Europe needs to take a preventive approach in tackling its sovereign debt crisis and must increase its defenses to restore investor confidence, European Union Economic and Monetary Affairs Commissioner Olli Rehn said.
With “financial firewalls, it is much better to take a preventive approach,” Rehn told reporters after a meeting of finance officials from the 20 biggest economies in Mexico City today. “Prevention is always better than correction. As we have a large enough financial firewall, we are much more convincingly able to contain market turbulence that might occur.”
European leaders will conclude whether the region’s permanent rescue fund should be increased “in the course of March,” German Finance Minister Wolfgang Schaeuble said yesterday. That’s an “essential” prerequisite for any decision to increase funds for the International Monetary Fund, G-20 officials said in a statement.

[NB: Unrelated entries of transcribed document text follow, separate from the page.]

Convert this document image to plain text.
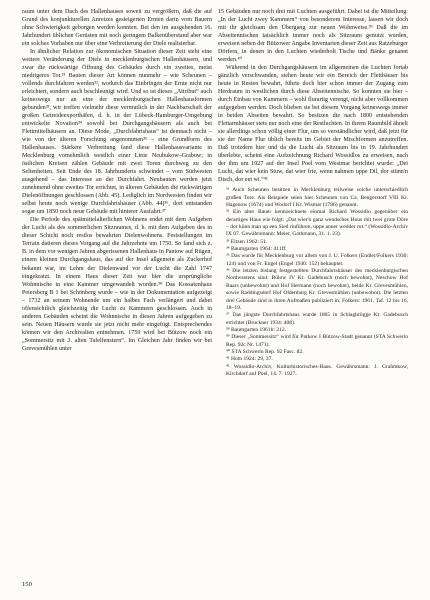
raum unter dem Dach des Hallenhauses soweit zu vergrößern, daß die auf Grund des konjunkturellen Anreizes gesteigerten Ernten darin vom Bauern ohne Schwierigkeit geborgen werden konnten. Bei den im ausgehenden 16. Jahrhundert üblichen Gerüsten mit noch geringem Balkenüberstand aber war ein solches Vorhaben nur über eine Verbreiterung der Diele realisierbar.

In ähnlicher Relation zur ökonomischen Situation dieser Zeit steht eine weitere Veränderung der Diele in mecklenburgischen Hallenhäusern, und zwar die rückwärtige Öffnung des Gebäudes durch ein zweites, meist niedrigeres Tor.³¹ Bauten dieser Art können nunmehr – wie Scheunen – vollends durchfahren werden³², wodurch das Einbringen der Ernte nicht nur erleichtert, sondern auch beschleunigt wird. Und so ist dieses „Attribut“ auch keineswegs nur an eine der mecklenburgischen Hallenhausformen gebunden³³, wir treffen vielmehr diese vermutlich in der Nachbarschaft der großen Getreideexporthäfen, d. h. in der Lübeck-Hamburger-Umgebung entwickelte Novation³⁴ sowohl bei Durchgangshäusern als auch bei Flettmittelhäusern an. Diese Mode, „Durchfahrtshaus“ ist demnach nicht – wie von der älteren Forschung angenommen³⁵ – eine Grundform des Hallenhauses. Stärkere Verbreitung fand diese Hallenhausvariante in Mecklenburg vornehmlich westlich einer Linie Neubukow–Grabow; in östlichen Kreisen zählen Gebäude mit zwei Toren durchweg zu den Seltenheiten. Seit Ende des 18. Jahrhunderts schwindet – vom Südwesten ausgehend – das Interesse an der Durchfahrt. Neubauten werden jetzt zunehmend ohne zweites Tor errichtet, in älteren Gebäuden die rückwärtigen Dielenöffnungen geschlossen (Abb. 45). Lediglich im Nordwesten finden wir selbst heute noch wenige Durchfahrtshäuser (Abb. 44)³⁶, dort entstanden sogar um 1850 noch neue Gebäude mit hinterer Ausfahrt.³⁷

Die Periode des spätmittelalterlichen Wohnens endet mit dem Aufgeben der Lucht als des sommerlichen Sitzraumes, d. h. mit dem Aufgeben des in dieser Schicht noch restlos bewahrten Dielenwohnens. Feststellungen im Terrain datieren dieses Vorgang auf die Jahrzehnte um 1750. So fand sich z. B. in dem vor wenigen Jahren abgerissenen Hallenhaus in Pantow auf Rügen, einem kleinen Durchgangshaus, das auf der Insel allgemein als Zuckerhof bekannt war, im Lehm der Dielenwand vor der Lucht die Zahl 1747 eingekratzt. In einem Haus dieser Zeit war hier die ursprüngliche Wohnnische in eine Kammer umgewandelt worden.³⁸ Das Kossatenhaus Petersberg B 1 bei Schönberg wurde – wie in der Dokumentation aufgezeigt – 1732 an seinem Wohnende um ein halbes Fach verlängert und dabei offensichtlich gleichzeitig die Lucht zu Kammern geschlossen. Auch in anderen Gebäuden scheint die Wohnnische in diesen Jahren aufgegeben zu sein. Neuen Häusern wurde sie jetzt nicht mehr eingefügt. Entsprechendes können wir den Archivalien entnehmen. 1759 wird bei Bützow noch ein „Sommersitz mit 3. alten Tafelfenstern“. Im Gleichen Jahr finden wir bei Grevesmühlen unter

15 Gebäuden nur noch drei mit Luchten ausgeführt. Dabei ist die Mitteilung: „In der Lucht zwey Kammern“ von besonderem Interesse, lassen wir doch mit ihr gleichsam den Übergang zur neuen Wohnweise.³⁹ Daß die im Abseitennischen tatsächlich immer noch als Sitzraum genutzt wurden, erweisen neben der Bützower Angabe Inventarien dieser Zeit aus Ratzeburger Dörfern, in denen in den Luchten wiederholt Tische und Bänke genannt werden.⁴⁰

Während in den Durchgangshäusern im allgemeinen die Luchten fortab gänzlich verschwanden, stehen heute wir ein Bereich der Flettbäuser bis heute in Resten bewahrt, führte doch hier schon immer der Zugang zum Herdraum in westlichen durch diese Abseitennische. So konnten sie hier – durch Einbau von Kammern – wohl flurartig verengt, nicht aber vollkommen aufgegeben werden. Doch blieben sie bei diesem Vorgang keineswegs immer in beiden Abseiten bewahrt. So besitzen die nach 1800 entstehenden Flettarmhäuser stets nur noch eine der Restluchten. In ihrem Raumbild ähnelt sie allerdings schon völlig einer Flur, um so verständlicher wird, daß jetzt für sie der Name Flur üblich bereits im Gebiet der Mischformen anzutreffen. Daß trotzdem hier und da die Lucht als Sitzraum bis in 19. Jahrhundert überlebte, scheint eine Aufzeichnung Richard Wossidlos zu erweisen, nach der ihm um 1927 auf der Insel Poel vom Westmar berichtet wurde: „Dei Lucht, dat wier kein Stuw, dat wier frie, wenn nahmen uppe Dil, dor stünn'n Disch, dor eet wi.“⁴¹

³¹ Auch Scheunen besitzen in Mecklenburg teilweise solche unterschiedlich großen Tore. Als Beispiele seien hier Scheunen von Ca. Bengerstorf VIII Kr. Hagenow (1674) und Wodorf I Kr. Wismar (1786) genannt.

³² Ein alter Bauer kennzeichnete einmal Richard Wossidlo gegenüber ein derartiges Haus wie folgt: „Dat wier'n ganz wendsches Huus mit twei grote Döre – dor künn man up een Sied rinführen, uppe anner wedder rut.“ (Wossidlo-Archiv IX 07. Gewährsmann: Meier, Gothmann, 31. 1. 23).

³³ Eitzen 1962: 51.

³⁴ Baumgarten 1964: 411ff.

³⁵ Das wurde für Mecklenburg vor allem von J. U. Folkers (Endler/Folkers 1930: 124) und von Fr. Engel (Engel 1940: 152) behauptet.

³⁶ Die letzten bislang festgestellten Durchfahrtshäuser des mecklenburgischen Nordwestens sind: Bülow IV Kr. Gadebusch (noch bewohnt), Neschow Hof Baars (unbewohnt) und Hof Hermann (noch bewohnt), beide Kr. Grevesmühlen, sowie Raddingsdorf Hof Oldenburg Kr. Grevesmühlen (unbewohnt). Die letzten drei Gebäude sind in ihren Aufmaßen publiziert in: Folkers: 1961. Taf. 12 bis 16, 18–19.

³⁷ Das jüngste Durchfahrtshaus wurde 1865 in Schlagbrügge Kr. Gadebusch errichtet (Bruckner 1934: 408).

³⁸ Baumgarten 1961b: 212.

³⁹ Dieser „Sommersitz“ wird für Parkow I Bützow-Stadt genannt (STA Schwerin Rep. 92c Nr. 1471).

⁴⁰ STA Schwerin Rep. 92 Fasc. 82.

⁴¹ Hom 1924: 29, 37.

⁴¹ Wossidlo-Archiv, Kulturhistorisches-Haus. Gewährsmann: J. Grahmkow, Kirchdorf auf Poel, 14. 7. 1927.

150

“I’m confident that we will come to a positive conclusion,” Rehn said. “There is a convergence in the views of the G-20 that there is an urgency to reassess global firewalls.”
U.S. Treasury Secretary Timothy F. Geithner said he’s “encouraged” by Europe’s progress in containing its debt crisis. The G-20, at a “successful working meeting,” set a “clear goal” of deciding on global firewalls by the IMF’s spring meeting in Washington in April, ECB Executive Board member Joerg Asmussen told reporters.
“Over the last 48 hours I sensed a more positive atmosphere among our partners,” Rehn said. “Our actions are recognized as appropriate and effective.”
Market pressures are easing “particularly for the so-called vulnerable countries Italy and Spain,” Rehn said. At the same time, Ireland is “on track” in implementing its reform package and “can expect to return to the markets next year.”